「職人」のあなたは、深いバンカーや木越えなど、絶体絶命のトラブルショットほど涼しい顔で見事に決める。しかし、ドライバー平均230〜270yのこの飛距離帯では、5番アイアンで170-200yを狙える一方で、「力み」が球筋の乱れ(右プッシュ・フェードが強すぎる)を生みやすく、一発の大きなミスがスコアを大きく崩す物理的現実に直面する。低弾道フェードという持ち球は風に強いが、力みが加わると右への曲がりが強調され、OBや深いラフへと球が散る原因となる。

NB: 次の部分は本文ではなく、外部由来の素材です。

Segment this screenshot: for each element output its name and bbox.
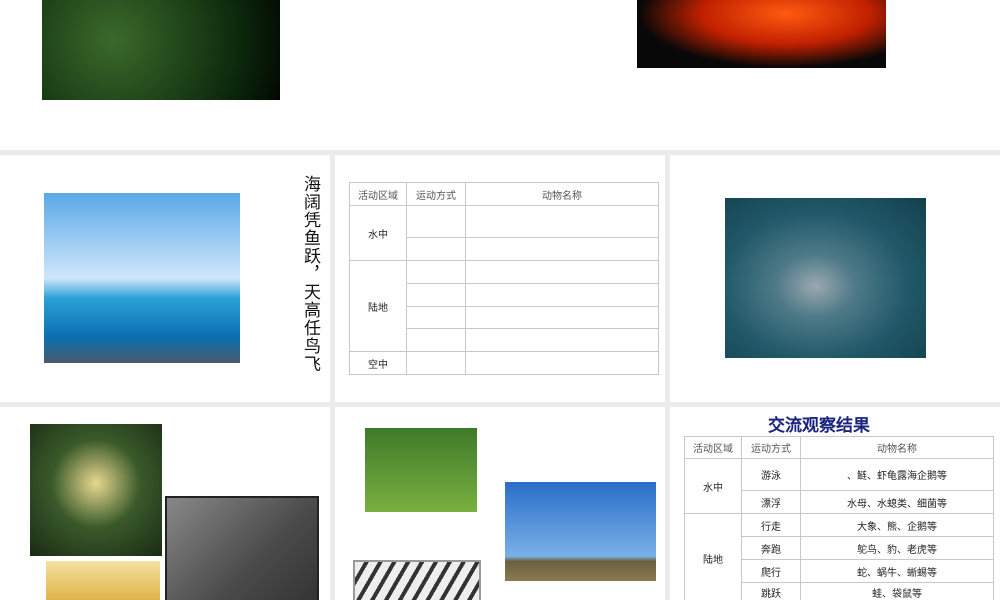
goldfish-photo xyxy=(637,0,886,68)
region-cell: 陆地 xyxy=(684,513,742,600)
slide-thumbnail-4[interactable] xyxy=(670,155,1000,402)
header-cell: 运动方式 xyxy=(741,436,801,459)
results-table: 活动区域 运动方式 动物名称 水中 游泳 、鲢、虾龟露海企鹅等 漂浮 水母、水螅类、细菌等… xyxy=(684,436,994,600)
header-cell: 动物名称 xyxy=(465,182,659,206)
header-cell: 运动方式 xyxy=(406,182,466,206)
slide-thumbnail-3[interactable]: 活动区域 运动方式 动物名称 水中 陆地 空中 xyxy=(335,155,665,402)
bird-photo xyxy=(42,0,280,100)
mode-cell: 游泳 xyxy=(741,458,801,491)
dolphins-photo xyxy=(725,198,926,358)
animals-cell: 、鲢、虾龟露海企鹅等 xyxy=(800,458,994,491)
mode-cell: 跳跃 xyxy=(741,582,801,600)
region-cell: 空中 xyxy=(349,351,407,375)
slide-title: 交流观察结果 xyxy=(768,416,870,436)
region-cell: 水中 xyxy=(684,458,742,514)
header-cell: 动物名称 xyxy=(800,436,994,459)
slide-vertical-text: 海阔凭鱼跃，天高任鸟飞 xyxy=(300,175,320,373)
animals-cell: 蛇、蜗牛、蜥蜴等 xyxy=(800,559,994,583)
bee-photo xyxy=(46,561,160,600)
sea-sky-illustration xyxy=(44,193,240,363)
mode-cell: 行走 xyxy=(741,513,801,537)
header-cell: 活动区域 xyxy=(684,436,742,459)
eagle-photo xyxy=(505,482,656,581)
dragonfly-photo xyxy=(165,496,319,600)
mode-cell: 奔跑 xyxy=(741,536,801,560)
slide-thumbnail-1[interactable] xyxy=(0,0,1000,150)
animals-cell: 蛙、袋鼠等 xyxy=(800,582,994,600)
butterfly-photo xyxy=(30,424,162,556)
header-cell: 活动区域 xyxy=(349,182,407,206)
mode-cell: 漂浮 xyxy=(741,490,801,514)
egret-photo xyxy=(365,428,477,512)
region-cell: 水中 xyxy=(349,205,407,261)
blank-observation-table: 活动区域 运动方式 动物名称 水中 陆地 空中 xyxy=(349,182,659,375)
region-cell: 陆地 xyxy=(349,260,407,352)
animals-cell: 大象、熊、企鹅等 xyxy=(800,513,994,537)
slide-thumbnail-5[interactable] xyxy=(0,407,330,600)
slide-thumbnail-2[interactable]: 海阔凭鱼跃，天高任鸟飞 xyxy=(0,155,330,402)
mode-cell: 爬行 xyxy=(741,559,801,583)
slide-thumbnail-7[interactable]: 交流观察结果 活动区域 运动方式 动物名称 水中 游泳 、鲢、虾龟露海企鹅等 漂浮 水母、… xyxy=(670,407,1000,600)
slide-thumbnail-6[interactable] xyxy=(335,407,665,600)
birds-flock-photo xyxy=(353,560,481,600)
animals-cell: 水母、水螅类、细菌等 xyxy=(800,490,994,514)
animals-cell: 鸵鸟、豹、老虎等 xyxy=(800,536,994,560)
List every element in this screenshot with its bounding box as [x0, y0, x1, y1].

このヘッドスピード帯の女性ゴルファーは稀有であり、飛距離の武器を活かしたい気持ちとリスクの間で葛藤が生まれる。力みを生む心理メカニズムは、完璧主義 ゴルフの傾向からくる「完璧なショットを打たなければ」というプレッシャーだ。スイングが頭でっかちになり、身体の反応が鈍る。特に、教えられるのが大嫌いで自己流に固執するあまり、力みを抜くための身体の使い方やメンタル的アプローチを試さないことがある。
気分が乗らない簡単なレイアップの場面で露骨に集中力を欠き、適当に打つことで、その後のショットにまで影響を及ぼす。ミスが続くと「今日のスイングにはこのバランスが合っていない」と、ラウンド中にも関わらずクラブに鉛を貼り始める。道具へのこだわりが強すぎて、スイングの不調をすぐにクラブのせいにしてしまう「職人」の弱点が、力みによるミスを増幅させている。
静かなるテクニシャンである「職人」のあなたは、力みをゼロにするための身体的・メンタル的アプローチを両面から追求すべきだ。「飛距離をさらに伸ばす」のではなく「今ある飛距離を安定させる」ことが、この壁を破る次なる課題だ。理屈は要らない、身体が正しく反応すれば、ボールは飛ぶ。その哲学を胸に、力みのないスイングを身体に刻み込むのだ。